O passaporte
diplomático concedido de forma indevida ao filho do então presidente da
República, a três dias do término do seu mandado, foi considerado irregular
pela Justiça Federal do Distrito Federal, que determinou ao Ministério das
Relações Exteriores a sua anulação, sob o argumento de que houve tratamento “antirrepublicano para prestígio pessoal”.
O advogado do filho do ex-presidente informou que o passaporte já havia sido
invalidado, na via administrativa, pelo Itamaraty, mas, por decisão do Tribunal
Regional Federal da 1ª Região (TRF-1), seu cliente estava autorizado a
permanecer com o documento até a expiração do visto para os Estados Unidos da
América. A decisão no último recurso, proferida pela Justiça Federal do DF, foi
no sentido de que o passaporte fosse devolvido à origem, por se tratar de
documento nulo. Como se sabe, o passaporte diplomático, de cor vermelha, se destina,
nos termos da lei, às autoridades, aos diplomatas ou às pessoas que representem
o "interesse do país" em missão no exterior, conferindo ao portador
privilégios como atendimento preferencial nos postos de imigração e isenção de
visto em alguns países. Embora o filho do ex-presidente não se enquadre nos
critérios para a obtenção desse documento especial, o advogado pretende
recorrer da decisão, sob o argumento de poder usufruir o visto norte-americano.

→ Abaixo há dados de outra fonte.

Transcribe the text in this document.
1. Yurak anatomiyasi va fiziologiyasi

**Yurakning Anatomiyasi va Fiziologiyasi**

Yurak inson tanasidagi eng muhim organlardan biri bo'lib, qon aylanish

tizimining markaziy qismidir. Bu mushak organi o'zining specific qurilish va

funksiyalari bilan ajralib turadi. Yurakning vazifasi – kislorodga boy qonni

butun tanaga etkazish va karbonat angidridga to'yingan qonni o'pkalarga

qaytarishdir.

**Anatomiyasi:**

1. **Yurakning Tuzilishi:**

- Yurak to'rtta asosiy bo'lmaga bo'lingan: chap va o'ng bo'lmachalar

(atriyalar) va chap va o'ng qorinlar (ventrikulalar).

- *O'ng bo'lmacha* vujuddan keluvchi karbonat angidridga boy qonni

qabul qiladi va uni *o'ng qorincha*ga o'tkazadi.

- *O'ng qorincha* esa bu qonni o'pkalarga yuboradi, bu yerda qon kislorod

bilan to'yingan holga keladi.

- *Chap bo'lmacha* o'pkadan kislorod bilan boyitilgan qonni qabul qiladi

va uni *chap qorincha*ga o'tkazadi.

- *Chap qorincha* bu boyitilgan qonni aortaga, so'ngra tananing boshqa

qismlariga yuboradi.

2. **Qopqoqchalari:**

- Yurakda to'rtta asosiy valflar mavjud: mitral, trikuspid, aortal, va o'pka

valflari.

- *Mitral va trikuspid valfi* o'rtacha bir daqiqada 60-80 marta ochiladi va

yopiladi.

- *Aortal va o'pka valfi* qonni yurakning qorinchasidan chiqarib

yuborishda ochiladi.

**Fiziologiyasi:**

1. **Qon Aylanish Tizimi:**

À toda evidência, não passa de mentalidade equivocada, para não dizer
ridícula, a tentativa de insistir no usufruto das benesses parciais do
passaporte diplomático, quando, ao ser considerado inválido pela Justiça, ele,
legalmente, inexiste, não havendo a menor razoabilidade a alegação absurda de
haver direito ao visto norte-americano até o término da sua validade. No caso,
o pleito não tem a mínima procedência, porque não se pode usufruir algo
inexistente, assim considerado pela Justiça. Por seu turno, é completamente despiciendo
que a Justiça esclareça que o correto é tirar outro passaporte e pleitear o
devido visto, como forma de regularizar a situação de alguém, em conformidade
com a legislação de regência, como fazem as pessoas sensatas e honestas, quando
não se enquadram nas excepcionalidades da lei. O pai exemplar, não importando a
sua relevância como homem público, deve ter a dignidade de agir e atuar em
conformidade com o sentimento de razoabilidade e de justiça, evitando
participar da concessão de privilégios, por serem inadmissíveis e contrários aos
princípios republicanos e democráticos, não por não se ajustarem aos preceitos
de justiça e de probidade administrativa. Todavia, o homem público tem a
obrigação de promover imediatamente e de moto próprio à correção da
irregularidade praticada, sem necessidade de ficar fingindo que não viu nada,
não sabe de nada e não está nem aí para o caso. No caso, não é de bom tom que a
mais alta autoridade do país cometa grave irregularidade e não tenha a
dignidade de sanear prontamente seu erro, preferindo esperar que a Justiça
confirme a irregularidade e mostre que o ato jamais deveria ter sido praticado,
por ter contrariado, na origem, a norma legal. Na realidade, o episódio em
referência revela clara barbaridade contra a norma legal, onde se verifica que o
pai concede ao filho passaporte diplomático que, sabidamente, não se trata de
ato justo, à vista de a sua concessão ter ocorrido no apagar das luzes do
governo do pai e ao arrepio da lei. Como forma de não reconhecer a ilegalidade
do ato, o filho do ex-presidente ainda tenta brigar na Justiça para utilizar o
documento, sabidamente inexistente e ilegal, por ter sido anulado. Num país
sério e democraticamente desenvolvido, a Justiça certamente já teria
determinado, há muito tempo, a devolução do passaporte anulado e até aplicado
punição exemplar aos culpados pela indevida concessão de importante documento
que somente pode ser portado por quem realmente preenche os requisitos
previstos em lei, como é o caso em questão, tendo em conta que o filho do
ex-presidente da República não representa o "interesse do país" em missão no
exterior. Urge que a sociedade perceba, com urgência, o nível da mentalidade
dos homens públicos que administram o país, que não têm o menor escrúpulo de
praticar improbidade administrativa, em nome de interesses pessoais, a exemplo
do caso em comento, ferindo os princípios da administração pública, em especial
a ética, moralidade e legalidade. Acorda, Brasil!